Los Sabios en el Talmud (נדרים כב ע»א) afirman que:
כָּל הַכּוֹעֵס – כָּל מִינֵי גֵיהִנּוֹם שׁוֹלְטִים בּוֹ
Aquel que se enoja, todo tipo de infiernos tienen dominio sobre él (lo gobiernan)
(Nedarim 22a)
Ya explicamos en otras oportunidades que la función única del enojo es advertirnos de que algo nos provoca impotencia, para que nos demos por notificados y procedamos a resolver la situación de la mejor manera posible.
Hasta ahí lo bueno del enojo, lo malo es todo el resto.
Cuando cobra primacía, se convierte en el foco de atención, desplaza todo otro asunto para reinar en tu mente y corazón.
El enojo controla, y porque manda, destroza ya que está dominando aquello para lo cual no fue diseñado que dominara.

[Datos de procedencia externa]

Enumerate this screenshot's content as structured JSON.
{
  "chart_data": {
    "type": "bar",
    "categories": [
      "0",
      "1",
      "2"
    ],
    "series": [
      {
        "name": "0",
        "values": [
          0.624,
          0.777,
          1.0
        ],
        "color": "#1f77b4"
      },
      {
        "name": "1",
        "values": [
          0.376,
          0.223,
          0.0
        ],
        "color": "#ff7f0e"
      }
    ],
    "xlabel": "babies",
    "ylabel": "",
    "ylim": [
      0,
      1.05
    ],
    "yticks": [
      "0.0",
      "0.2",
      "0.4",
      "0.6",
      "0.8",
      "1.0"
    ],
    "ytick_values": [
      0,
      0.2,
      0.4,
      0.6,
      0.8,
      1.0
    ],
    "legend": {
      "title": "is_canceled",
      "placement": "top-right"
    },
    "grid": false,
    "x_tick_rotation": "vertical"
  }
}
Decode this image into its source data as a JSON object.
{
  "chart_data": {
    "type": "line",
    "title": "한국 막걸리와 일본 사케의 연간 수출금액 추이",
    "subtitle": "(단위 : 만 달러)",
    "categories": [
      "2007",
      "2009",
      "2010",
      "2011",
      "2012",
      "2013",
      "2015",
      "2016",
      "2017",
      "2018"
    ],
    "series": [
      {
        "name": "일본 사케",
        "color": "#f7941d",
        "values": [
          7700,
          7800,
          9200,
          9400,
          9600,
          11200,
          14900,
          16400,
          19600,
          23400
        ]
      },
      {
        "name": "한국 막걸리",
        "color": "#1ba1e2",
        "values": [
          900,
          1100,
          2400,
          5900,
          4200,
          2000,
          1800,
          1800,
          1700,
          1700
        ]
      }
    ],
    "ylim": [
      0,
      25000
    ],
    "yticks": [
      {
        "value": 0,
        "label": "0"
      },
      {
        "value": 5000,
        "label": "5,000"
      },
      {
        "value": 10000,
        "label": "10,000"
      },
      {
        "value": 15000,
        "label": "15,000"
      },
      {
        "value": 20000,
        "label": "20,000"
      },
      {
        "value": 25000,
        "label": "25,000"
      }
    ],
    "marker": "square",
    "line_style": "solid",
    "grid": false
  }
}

Entonces, todo tipo de infiernos te sobrevienen, en sentido metafórico evidentemente.
Muchas desgracias, pesares, peleas, rupturas, quiebres, faltas, y se suman más y más impotencias a la que dio origen a la señal de alerta que es el enojo.
¿Se entiende cuál es el abismo al cual nos lleva darle rienda al enojo?
Y suele ser cuestión de un mínimo instante, menos incluso de un segundo, cuando ese furor rompe el dique y desparrama todo lo que no debiera estar almacenado (si lleváramos una vida saludable emocionalmente).
Un descontrol terrible, lamentable.
Por ello, el sabio consejo sería estar atento al enojo, darse cuenta de que lo sentimos e inmediatamente apagarlo.
No llevar las cosas a otro nivel, en el cual no tenemos control.
Simplemente darnos cuenta, admitir que estamos en una situación de impotencia (real o imaginaria) y con cordura ver qué hacer para sobrellevar el momento.
Es fácil decirlo, inmensamente pesado llevarlo a la práctica.
Pero, si con esto como excusa, o cualquier otra cosa, no empezamos a entrenarnos en el difícil arte de dominar nuestra reacción, entonces no nos queda más que resignarnos a ser esclavos de por vida.